“你就放心住下吧!庄大娘人好,平时儿子公务忙,家里就她一个人,你在这里还可以跟她做个伴哩~!”大贵媳妇快人快语,说话跟放鞭炮似的噼里啪啦:“我家就在隔壁,有啥事需要我帮忙尽管来找嫂子!”
大贵惧内,依旧一脸笑呵呵的,十分和善的点点头。
吕老爹也捋捋长胡子表示支持。
萧映月感激的给大家施了个大礼,默默望向斜对面一直寡言的凌天霁。
看大家一脸期待的望着自己,凌天霁朗声对萧映月道:“家母说的对,姑娘无须多虑,先安心住下吧!”这一回,他匆匆扫过萧映月,没再对视她的眼眸。

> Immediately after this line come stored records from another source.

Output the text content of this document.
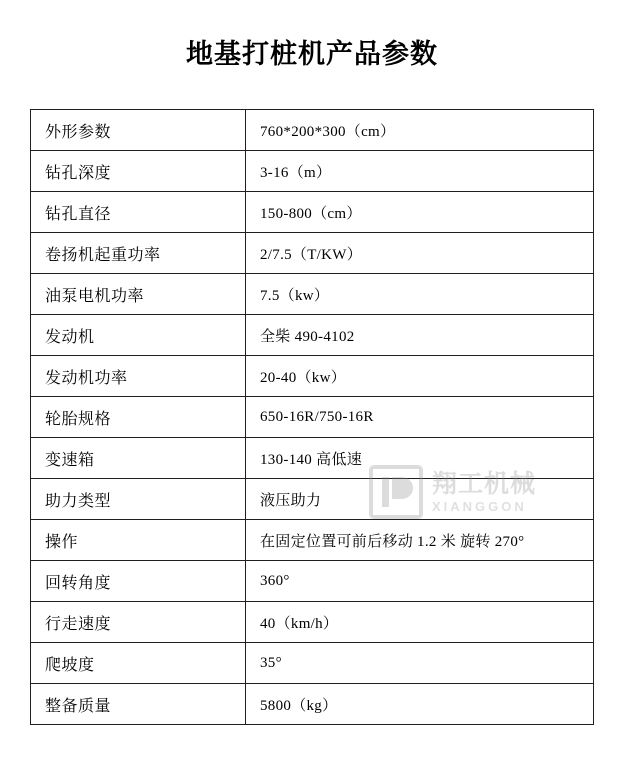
地基打桩机产品参数
外形参数	760*200*300（cm）
钻孔深度	3-16（m）
钻孔直径	150-800（cm）
卷扬机起重功率	2/7.5（T/KW）
油泵电机功率	7.5（kw）
发动机	全柴 490-4102
发动机功率	20-40（kw）
轮胎规格	650-16R/750-16R
变速箱	130-140 高低速
助力类型	液压助力
操作	在固定位置可前后移动 1.2 米 旋转 270°
回转角度	360°
行走速度	40（km/h）
爬坡度	35°
整备质量	5800（kg）
翔工机械
XIANGGON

凌母嘱咐道:“霁儿,你认识的人多,也帮着打听下她舅外公的消息吧!”
凌天霁嗯了一声,算是答应。
萧映月闻言缓缓从青丝间取出一支小巧玲珑通体翠绿的凤鸾钗,轻声道:“我舅外公姓吴,青州人氏,我从未见过他老人家,只闻他数年前从青州辗转在此经商,做什么买卖我也不甚清楚……舅外公见我娘小时候甚是伶俐十分讨喜,走前便将钗赠予了娘亲,娘亲弥留之际,又将此钗留给了我……”语毕声音有些哽咽,分外楚楚可怜。
料是凌天霁铁汉一枚,此时都心有不忍。
接过她素手递过的发钗,凌天霁深知这枚发簪是眼前女子寻找亲人的唯一信物,于是小心的揣在了怀里,并像是许诺般补充了一句:“我抽空去帮你打探打探,你且宽心住着。”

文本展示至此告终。